After that, everything would probably explode.

Cassie lifted up the gun, and was about to fire when I started shouting, “No! Wait!”

“What? I can get them.”

“The light constructs absorb energy.” I couldn’t remember their creator’s name, but I could remember that.

“Crap.” She pointed the gun and blasted the closest bird bots. A light construct shaped like a tiger jumped toward the beam, but didn’t get hit.

Cassie muttered something, hooked the gun to her utility belt, and pulled out her sword. “Carry them up to the Jet, I’ll hold them off.”

I was about to argue with her when League Jet’s hatch opened, a glowing, block-shaped hole in the air.

Flick jumped out, followed by Daniel, Sydney and Rachel.

Flick plummeted, hitting the floor, and stopping, doing no damage to either herself or the floor.

She reached a hand into the pouch at her belt, pulling out a handful of metal balls. “Mystic, get the wounded out, we’ll buy you time.”

13 thoughts on “Breaking & Entering: Part 11”

  1. I love how Cassie is making it clear to the civilians that Rocket’s in charge.
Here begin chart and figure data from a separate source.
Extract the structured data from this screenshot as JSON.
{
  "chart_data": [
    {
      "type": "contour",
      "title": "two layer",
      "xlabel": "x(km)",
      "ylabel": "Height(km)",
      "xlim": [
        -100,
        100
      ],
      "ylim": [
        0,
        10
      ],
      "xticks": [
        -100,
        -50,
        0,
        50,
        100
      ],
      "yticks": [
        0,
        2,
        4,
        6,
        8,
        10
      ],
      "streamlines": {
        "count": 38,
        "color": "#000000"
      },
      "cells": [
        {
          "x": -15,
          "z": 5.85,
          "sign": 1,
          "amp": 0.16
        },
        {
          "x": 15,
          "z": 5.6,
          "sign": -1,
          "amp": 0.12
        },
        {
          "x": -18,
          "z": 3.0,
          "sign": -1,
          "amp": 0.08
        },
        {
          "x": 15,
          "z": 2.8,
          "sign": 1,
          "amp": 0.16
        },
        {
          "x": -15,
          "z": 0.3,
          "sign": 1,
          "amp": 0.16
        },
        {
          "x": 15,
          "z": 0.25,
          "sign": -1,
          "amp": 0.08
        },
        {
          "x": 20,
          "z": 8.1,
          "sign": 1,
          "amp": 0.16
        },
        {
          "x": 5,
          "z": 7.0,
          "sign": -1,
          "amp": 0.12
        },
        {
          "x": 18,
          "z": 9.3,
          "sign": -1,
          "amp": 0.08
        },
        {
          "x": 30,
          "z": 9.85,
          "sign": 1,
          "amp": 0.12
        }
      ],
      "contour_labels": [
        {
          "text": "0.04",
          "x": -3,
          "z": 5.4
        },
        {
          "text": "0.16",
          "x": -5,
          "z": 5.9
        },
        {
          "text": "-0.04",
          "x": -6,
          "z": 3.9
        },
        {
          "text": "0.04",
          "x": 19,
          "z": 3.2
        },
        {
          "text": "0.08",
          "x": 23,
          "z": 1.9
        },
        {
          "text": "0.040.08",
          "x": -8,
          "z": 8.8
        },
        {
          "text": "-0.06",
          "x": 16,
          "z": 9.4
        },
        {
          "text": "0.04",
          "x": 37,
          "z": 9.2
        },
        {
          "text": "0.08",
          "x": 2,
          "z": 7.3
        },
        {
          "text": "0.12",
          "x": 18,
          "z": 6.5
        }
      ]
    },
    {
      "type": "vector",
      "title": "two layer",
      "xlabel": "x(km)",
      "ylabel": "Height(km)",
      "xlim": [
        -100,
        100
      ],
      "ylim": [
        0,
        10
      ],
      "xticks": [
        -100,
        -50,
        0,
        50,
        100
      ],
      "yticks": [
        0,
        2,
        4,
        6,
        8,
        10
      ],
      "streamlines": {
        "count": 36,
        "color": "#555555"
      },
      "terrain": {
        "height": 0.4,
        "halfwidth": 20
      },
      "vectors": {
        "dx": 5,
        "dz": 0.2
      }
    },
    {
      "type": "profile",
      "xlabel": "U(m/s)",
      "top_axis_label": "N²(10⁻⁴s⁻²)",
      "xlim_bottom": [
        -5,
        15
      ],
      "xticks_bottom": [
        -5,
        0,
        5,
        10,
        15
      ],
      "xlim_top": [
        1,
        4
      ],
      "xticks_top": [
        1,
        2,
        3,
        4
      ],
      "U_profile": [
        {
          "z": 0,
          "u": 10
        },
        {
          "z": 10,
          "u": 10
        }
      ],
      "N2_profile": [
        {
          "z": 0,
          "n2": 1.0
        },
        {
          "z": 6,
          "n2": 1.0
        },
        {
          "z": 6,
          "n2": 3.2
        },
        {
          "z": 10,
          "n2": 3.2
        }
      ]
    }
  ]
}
Even if he doesn’t want to be.

  2. And I’m finally caught up.

    Damn. . .

    In other news, seriously engrossing writing, Jim. Super-fiction is kinda on the edge of my preferred types, but I couldn’t put this story down. I look forward to more, even if I have to wait for updates.

    Also, I loved the Battletech references from Psycho Gecko. I have to admit when Mechs were first mentioned in the story, my first thought was “I want to see how they’d stand up to my custom Stormcrow.”

    For anyone who wants more Mech goodness, and has been living under a rock and wasn’t aware of MechWarrior Online, they are launching their Open Beta on Tuesday. I’ve been in the Closed Beta and loving it. But that’s enough pimping other people’s products for now.

    1. Wraith: Thanks for reading it. Personally I hadn’t read much superhero fiction before I started writing my own. Actually, I hadn’t been reading many comics in the few years prior to starting this either (with the exception of buying Sandman graphic novels).

      I’ve been reading more of both lately.

  3. I generally preferred long distance mech fighting. Like a Vulture that I loaded up with so many missiles, people thought I was cheating somehow. But I put that down later in favor of the Thanatos, the Awesome (modified with an extra ER PPC), or the Hauptmann. Still, that was all only Mechwarrior 3 and Mechwarrior 4: Mercenaries on the PC.

    As for comics, I got my start thanks to Marvel’s Civil War. If you’re looking for a good bunch, though, you might go back to The Incredible Hercules, from when Herc was given Hulk’s comic for awhile. He and his teen companion Amadeus Cho (who will tell you straight up that he is NOT Herc’s eromenos) have to deal with problems related to the Greek Pantheon. And a few other things.

    #132-137 are the ones they collected in a volume called The Mighty Thorcules. I recommend it. It has my favorite fight scene in it, and good text for the attacks in general. In Hercules’ comic series, the sound of a thrown hammer to the head that breaks off a troll’s horn is apparently “Brakkitofff!” My favorite is the sound a purple nurple makes when used in epic battle.

  4. All of them in made of the yellowish light I associated with the moon.
    Think we have an extran ‘in’ there.

    This is pretty gruesome, but effective. Good thing the league came in numbers, eh? If this were a certain school’s training facility, this situation might be used as a final exam scenario!

  5. Hg: Nick’s living in a world where blowing up interesting things makes far too much sense.

    Charles: Thanks. That said, they’re very much the sort of students who come in with an embarrassing amount of practical experience.

    PG: Ultimately what really brought me back into reading comics was “Runaways”–which I recommend to all.

  6. Random thought. Not folded space, but maybe some sort of emergency doorway? The Nine have portal technology? Also, figures that there’s a problem with using Cassie’s gun. Also, never mind Flick, RACHEL’S in the house now!